Esta apresentação foi uma das quatro sessões de divulgação da “Documenta 5”, a par dos textos publicados sobre o mesmo tema, no República e na Lorenti’s, e uma das dezenas (ou centenas, se contarmos com a publicação de artigos) de acções pedagógicas de Ernesto de Sousa sobre arte.
As suas entusiasmadas críticas a este evento dão conta da liberdade sentida enquanto visitante, o acesso a uma quantidade enorme de informação, que nem por isso estragava a surpresa do encontro com o objecto estético (mais ou menos matérico), as opções e a imparcialidade do percurso de exposição, a diversidade e a pertinência das escolhas curatoriais. Segundo ele, o visitante, não assistia: participava do acto estético. À arte era devolvida a função pedagógica de se imiscuir na vida e recuperar “o jogo, o convívio, o riso aberto”, “o brutal irrespeito” e a devoção ao sagrado espírito da “grande FESTA”.
(Já alguns dos artistas convidados para a “Documenta” tiveram uma percepção bem diferente destes termos de liberdade e participação. Dez conhecidos minimalistas e conceptualistas assinaram e publicaram um pequeno anúncio na Artforum, em Maio de 1972, que reclamava para os artistas o direito de controlar as condições de exposição do seu trabalho. Porém, dos dez, apenas quatro retiraram efectivamente os trabalhos da exposição.)

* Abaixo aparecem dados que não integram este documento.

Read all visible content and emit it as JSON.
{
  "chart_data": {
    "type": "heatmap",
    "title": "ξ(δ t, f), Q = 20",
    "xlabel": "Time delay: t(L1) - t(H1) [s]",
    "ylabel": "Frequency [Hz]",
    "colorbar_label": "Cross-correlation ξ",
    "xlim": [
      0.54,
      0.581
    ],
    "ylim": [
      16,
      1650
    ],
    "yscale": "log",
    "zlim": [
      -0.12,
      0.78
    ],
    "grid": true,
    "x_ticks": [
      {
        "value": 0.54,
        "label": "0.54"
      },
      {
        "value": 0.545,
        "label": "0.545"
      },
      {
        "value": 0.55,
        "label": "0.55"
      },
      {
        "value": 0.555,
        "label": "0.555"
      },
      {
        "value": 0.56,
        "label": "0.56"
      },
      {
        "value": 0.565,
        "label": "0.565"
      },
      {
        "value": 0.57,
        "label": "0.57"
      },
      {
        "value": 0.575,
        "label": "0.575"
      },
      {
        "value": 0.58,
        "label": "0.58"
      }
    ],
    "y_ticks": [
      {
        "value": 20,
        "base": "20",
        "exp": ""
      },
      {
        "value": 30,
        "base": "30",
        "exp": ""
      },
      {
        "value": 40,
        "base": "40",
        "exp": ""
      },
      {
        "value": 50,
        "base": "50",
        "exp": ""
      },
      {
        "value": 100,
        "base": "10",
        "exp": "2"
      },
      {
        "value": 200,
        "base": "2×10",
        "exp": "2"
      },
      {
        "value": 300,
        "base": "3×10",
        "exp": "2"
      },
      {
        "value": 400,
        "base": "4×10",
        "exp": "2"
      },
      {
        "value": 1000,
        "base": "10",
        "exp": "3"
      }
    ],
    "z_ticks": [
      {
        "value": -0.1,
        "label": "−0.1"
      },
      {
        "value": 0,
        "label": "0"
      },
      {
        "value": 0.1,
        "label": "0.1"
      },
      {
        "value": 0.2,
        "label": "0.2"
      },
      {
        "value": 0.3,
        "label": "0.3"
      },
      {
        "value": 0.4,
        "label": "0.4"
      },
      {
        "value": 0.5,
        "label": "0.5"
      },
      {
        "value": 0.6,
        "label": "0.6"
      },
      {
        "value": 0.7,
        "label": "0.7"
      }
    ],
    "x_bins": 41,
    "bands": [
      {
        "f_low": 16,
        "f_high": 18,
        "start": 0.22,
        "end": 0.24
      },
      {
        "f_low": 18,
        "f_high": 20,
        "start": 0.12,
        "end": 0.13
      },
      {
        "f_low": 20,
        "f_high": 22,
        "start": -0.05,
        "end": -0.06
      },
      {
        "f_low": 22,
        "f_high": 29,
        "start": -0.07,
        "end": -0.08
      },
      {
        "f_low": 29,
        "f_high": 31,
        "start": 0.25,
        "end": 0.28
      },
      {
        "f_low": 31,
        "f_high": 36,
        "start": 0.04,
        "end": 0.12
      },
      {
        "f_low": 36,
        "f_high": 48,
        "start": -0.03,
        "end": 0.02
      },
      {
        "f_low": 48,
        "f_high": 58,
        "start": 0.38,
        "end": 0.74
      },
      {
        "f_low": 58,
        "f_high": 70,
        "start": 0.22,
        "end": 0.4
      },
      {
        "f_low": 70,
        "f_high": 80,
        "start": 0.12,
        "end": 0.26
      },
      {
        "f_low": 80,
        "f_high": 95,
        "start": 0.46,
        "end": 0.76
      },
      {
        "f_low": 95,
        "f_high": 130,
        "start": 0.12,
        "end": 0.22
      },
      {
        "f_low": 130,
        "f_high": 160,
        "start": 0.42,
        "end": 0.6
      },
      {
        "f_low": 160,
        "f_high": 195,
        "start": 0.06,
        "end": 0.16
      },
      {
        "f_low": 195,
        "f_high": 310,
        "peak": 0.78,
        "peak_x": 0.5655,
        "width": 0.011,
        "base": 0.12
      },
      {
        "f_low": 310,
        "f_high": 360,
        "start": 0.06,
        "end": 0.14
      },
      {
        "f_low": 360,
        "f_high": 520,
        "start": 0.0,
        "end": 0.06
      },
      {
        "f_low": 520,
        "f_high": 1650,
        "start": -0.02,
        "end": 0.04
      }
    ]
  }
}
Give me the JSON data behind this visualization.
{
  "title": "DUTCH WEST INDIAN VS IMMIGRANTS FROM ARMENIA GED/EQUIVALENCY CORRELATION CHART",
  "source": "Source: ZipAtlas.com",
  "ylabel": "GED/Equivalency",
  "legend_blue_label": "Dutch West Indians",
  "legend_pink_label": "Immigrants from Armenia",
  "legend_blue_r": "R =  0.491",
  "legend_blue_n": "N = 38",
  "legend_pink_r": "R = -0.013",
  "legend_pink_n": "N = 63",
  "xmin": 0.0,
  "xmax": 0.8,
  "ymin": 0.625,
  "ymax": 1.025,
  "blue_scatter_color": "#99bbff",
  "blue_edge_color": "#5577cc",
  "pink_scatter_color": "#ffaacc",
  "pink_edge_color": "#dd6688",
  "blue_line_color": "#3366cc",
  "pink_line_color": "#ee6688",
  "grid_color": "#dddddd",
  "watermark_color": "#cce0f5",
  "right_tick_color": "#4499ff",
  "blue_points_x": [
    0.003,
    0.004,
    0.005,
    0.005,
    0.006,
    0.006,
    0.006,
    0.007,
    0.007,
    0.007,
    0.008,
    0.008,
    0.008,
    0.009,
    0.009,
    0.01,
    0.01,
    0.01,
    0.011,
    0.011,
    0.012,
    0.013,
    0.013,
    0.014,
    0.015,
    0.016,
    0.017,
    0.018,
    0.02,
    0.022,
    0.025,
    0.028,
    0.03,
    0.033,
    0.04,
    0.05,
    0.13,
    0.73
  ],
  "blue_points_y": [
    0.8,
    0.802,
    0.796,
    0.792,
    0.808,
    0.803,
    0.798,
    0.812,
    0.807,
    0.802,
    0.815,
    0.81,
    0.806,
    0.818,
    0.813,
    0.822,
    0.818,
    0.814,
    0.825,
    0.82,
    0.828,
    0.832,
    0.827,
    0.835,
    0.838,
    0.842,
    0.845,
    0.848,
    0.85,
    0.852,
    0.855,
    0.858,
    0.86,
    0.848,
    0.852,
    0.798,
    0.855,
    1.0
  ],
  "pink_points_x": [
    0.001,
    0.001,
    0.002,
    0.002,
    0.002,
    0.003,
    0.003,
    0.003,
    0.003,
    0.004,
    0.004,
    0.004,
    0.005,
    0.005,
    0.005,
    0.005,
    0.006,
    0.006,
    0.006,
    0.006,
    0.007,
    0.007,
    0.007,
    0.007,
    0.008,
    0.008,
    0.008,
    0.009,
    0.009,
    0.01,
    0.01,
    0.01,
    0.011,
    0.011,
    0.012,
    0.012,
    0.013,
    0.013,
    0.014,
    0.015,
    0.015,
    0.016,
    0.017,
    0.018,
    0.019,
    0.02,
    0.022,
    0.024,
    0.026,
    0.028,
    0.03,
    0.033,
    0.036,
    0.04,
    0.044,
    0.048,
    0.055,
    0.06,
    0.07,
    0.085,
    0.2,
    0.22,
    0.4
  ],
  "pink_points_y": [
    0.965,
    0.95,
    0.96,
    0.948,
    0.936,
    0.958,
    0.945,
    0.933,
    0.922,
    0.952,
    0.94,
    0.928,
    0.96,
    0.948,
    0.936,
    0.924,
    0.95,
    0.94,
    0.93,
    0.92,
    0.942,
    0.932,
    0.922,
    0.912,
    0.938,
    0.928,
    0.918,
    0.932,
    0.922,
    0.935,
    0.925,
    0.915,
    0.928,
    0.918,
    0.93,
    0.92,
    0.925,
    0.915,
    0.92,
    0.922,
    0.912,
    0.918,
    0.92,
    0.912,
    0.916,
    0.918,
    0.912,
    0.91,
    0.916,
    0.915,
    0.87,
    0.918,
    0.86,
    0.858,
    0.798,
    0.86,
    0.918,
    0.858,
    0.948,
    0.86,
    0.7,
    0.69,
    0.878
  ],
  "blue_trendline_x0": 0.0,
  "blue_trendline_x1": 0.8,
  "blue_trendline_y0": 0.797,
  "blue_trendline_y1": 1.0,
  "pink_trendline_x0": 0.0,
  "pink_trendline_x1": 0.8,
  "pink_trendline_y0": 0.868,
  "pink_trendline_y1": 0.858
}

O deslumbramento de Ernesto de Sousa era justificado. A visita à “Documenta 5” permitiu-lhe o contacto directo com aquilo a que chamou “um verdadeiro clima de modernidade” e a exposição servia-lhe na perfeição para traduzir as ideias de vanguarda, que vinha a ensaiar e divulgar em Portugal desde a década anterior. Pelo fim do objecto-de-arte-de-consumo, por um movimento permanente de ruptura, pela indistinção entre arte e vida, pela indiferença do gosto, pela participação, pela recuperação da festa, pela reinvenção do mundo segundo uma “estética da indiferença” e uma “técnica da solidariedade”. A arte seria o veículo necessário às ideias de vanguarda, numa concertada operação de revolução social.
Nos apontamentos para a apresentação da mesma exposição no Ar.Co, Ernesto lista as imagens das peças a projectar, por nome de autor, com uma descrição formal sucinta. Apesar da apresentação ser especificamente dedicada à “Documenta 5”, desta lista constam peças, da então colecção Ströher, vistas no Landesmuseum em Darmstadt no mesmo período de viagem. Ainda que se tivesse deslocado com um objectivo definido, a digestão dos episódios paralelos do percurso fez parte da procura de sentido da experiência. A ideia de viagem dificilmente se esgota no estar em trânsito; ela é também coisa mental, é a possibilidade de surpresa com o passado e a disponibilidade para um presente em transição. O estado do viajante (não ler turista) é “estar em viagem” permanente.
Numa das aulas do curso “Conhecimento da Arte Actual” na galeria Quadrum, em 1977, Ernesto propõe:
“Exercício de observação, com x min. de atenção, com ampliação.
Quantos objectos há nesta pedra, neste pau, descoberta de um objecto com olhos tapados.”
O mesmo exercício por Robert Filliou, “O segredo da criação permanente é: ‘Em quer que seja que tu pensas, pensa noutra coisa. O que quer que seja que tu faças, faz outra coisa’”.
O mesmo exercício por um discípulo do budismo zen: Nada está fora da Mente. E o olho enche-se de montanhas verdes.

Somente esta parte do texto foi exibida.